The church and social justice

Derek and Christopher have both been pondering the issue. Also relevant is this post on Niebuhr’s Moral Man and Immoral Society from Fr. Chris.

I’ve wondered from time to time if part of the problem isn’t that the church has lost the idea of vocation. Instead of equipping lay people for ministry in the world (including, for those who are called to it, politics), we seem to have shifted to a model where the institutional church is seen as the primary locus of Christian political activity, as a kind of social service agency/political advocacy organization. By contrast, a more vocational model might focus more on spiritual and moral formation in the context of classic Christian practices like worship, prayer, Bible study, and works of mercy.

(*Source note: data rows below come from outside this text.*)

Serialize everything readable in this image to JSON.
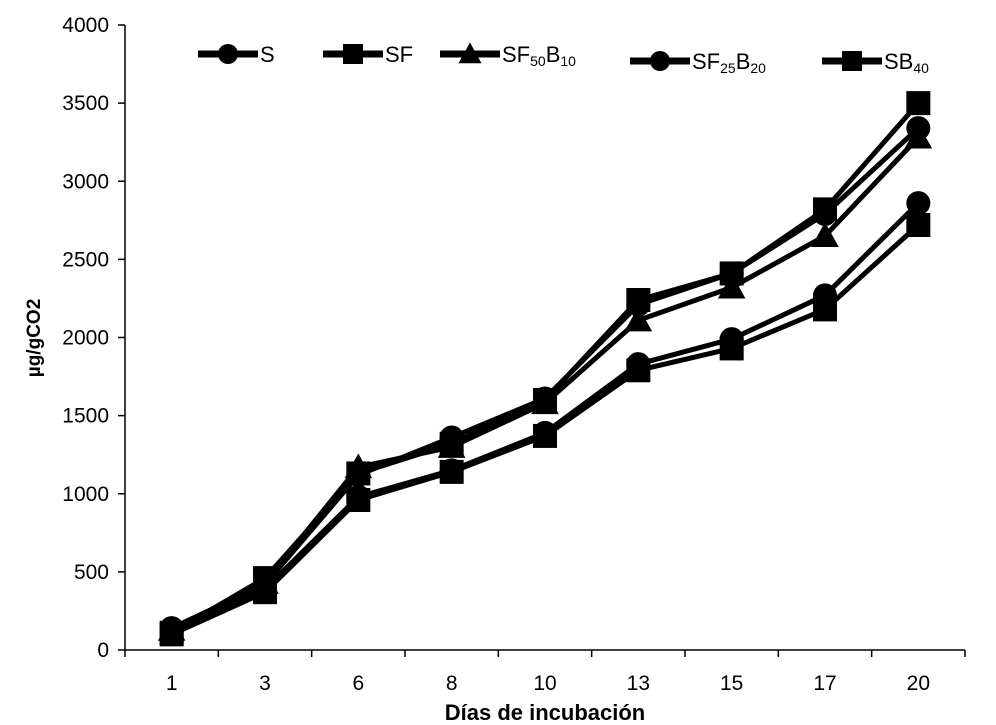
{
  "chart_data": {
    "type": "line",
    "title": "",
    "xlabel": "Días de incubación",
    "ylabel": "µg/gCO2",
    "categories": [
      "1",
      "3",
      "6",
      "8",
      "10",
      "13",
      "15",
      "17",
      "20"
    ],
    "ylim": [
      0,
      4000
    ],
    "yticks": [
      0,
      500,
      1000,
      1500,
      2000,
      2500,
      3000,
      3500,
      4000
    ],
    "grid": false,
    "legend_position": "top",
    "line_color": "#000000",
    "series": [
      {
        "name": "S",
        "legend_parts": [
          {
            "t": "S",
            "sub": false
          }
        ],
        "marker": "circle",
        "values": [
          140,
          420,
          1120,
          1360,
          1610,
          2210,
          2410,
          2790,
          3340
        ]
      },
      {
        "name": "SF",
        "legend_parts": [
          {
            "t": "SF",
            "sub": false
          }
        ],
        "marker": "square",
        "values": [
          110,
          460,
          1130,
          1320,
          1600,
          2240,
          2410,
          2820,
          3500
        ]
      },
      {
        "name": "SF50B10",
        "legend_parts": [
          {
            "t": "SF",
            "sub": false
          },
          {
            "t": "50",
            "sub": true
          },
          {
            "t": "B",
            "sub": false
          },
          {
            "t": "10",
            "sub": true
          }
        ],
        "marker": "triangle",
        "values": [
          130,
          430,
          1170,
          1300,
          1580,
          2110,
          2320,
          2650,
          3280
        ]
      },
      {
        "name": "SF25B20",
        "legend_parts": [
          {
            "t": "SF",
            "sub": false
          },
          {
            "t": "25",
            "sub": true
          },
          {
            "t": "B",
            "sub": false
          },
          {
            "t": "20",
            "sub": true
          }
        ],
        "marker": "circle",
        "values": [
          120,
          390,
          980,
          1150,
          1390,
          1830,
          1990,
          2270,
          2860
        ]
      },
      {
        "name": "SB40",
        "legend_parts": [
          {
            "t": "SB",
            "sub": false
          },
          {
            "t": "40",
            "sub": true
          }
        ],
        "marker": "square",
        "values": [
          100,
          370,
          960,
          1140,
          1370,
          1790,
          1930,
          2180,
          2720
        ]
      }
    ]
  }
}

This isn’t to say that churches shouldn’t speak and act corporately on issues of social concern, but maybe they should be more selective about it. It’s too easy for the church to become identified with a partisan political agenda when it insists on speaking about every issue under the sun, especially ones where sorting out the right position depends on a lot of contentious judgments about matters of empirical fact. The church speaks most powerfully, it seems to me, when it can speak with moral clarity rooted in fundamental Christian principles.

2 responses to “The church and social justice”

  1. This invites a question about your views on the social gospel and liberation theology, especially in connection with the events of the last few days re the Wright affair.

  2. Well, I don’t want to pose as some kind of expert on liberation theology, but I think the basic perspective is sound: that Christian morality applies to social life as much as personal life. And the general view that Christianity should favor the poor and downtrodden seems sound. But to the extent that it becomes wedded to a particular political or economic program I think it’s fair game for criticism – i.e. shouldn’t be treated as part of the deposit of faith or anything.